For the study, researchers evaluated the utility of tau PET radiotracer 18F-OXD-2314 in dynamic brain PET imaging for three retired collision sport athletes (mean age of 61) suspected for CTE and seven healthy control participants (mean age of 63).1

In a recent interview with Diagnostic Imaging, lead study author Isabelle Boileau, PhD discussed the intriguing findings they saw with 18F-OXD-2314 in the retired collision sport athletes.

“The signal wasn't exactly what we'd expect, but we did find, interestingly, this very high signal at the junction between the white and the gray matter, which is, I think, typical of CTE. We also found quite a bit of binding in the white matter,” explained Dr. Boileau, a senior scientist at the Centre for Addiction and Mental Health (CAMH) in Toronto.

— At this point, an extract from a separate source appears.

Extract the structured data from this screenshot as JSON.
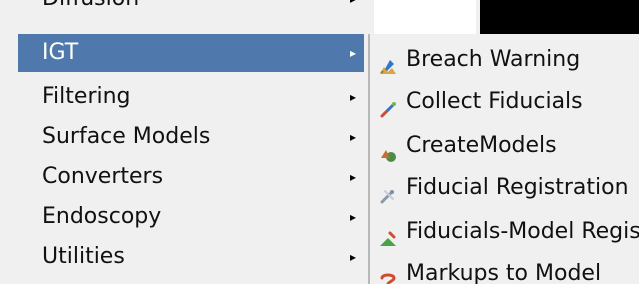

“Now are we looking at other aspects of CTE that we can't look at in the postmortem human brain, or is this something else? We still need to figure that part out, and that's, I guess, the exciting bit of being in research.”

While acknowledging the preliminary nature of the research and the need for more studies, Dr. Boileau noted the potential use of 18F-OXD-2314 for people wrestling with the symptoms of this degenerative disease.

“This would be a game changer, not only because it would help validate, you know, the suffering and the difficulties (these) people have in life, but it also — because there's a lot of advancement in the development of the tau targeting therapeutics — might put us in a position where we are selecting people based on this imaging agent for participating in trials of these advancing therapeutics, and eventually being able to treat people that have bioimaging indication of tau deposition in the brain,” posited Dr. Boileau, a professor of psychiatry, pharmacology and toxicology at the University of Toronto.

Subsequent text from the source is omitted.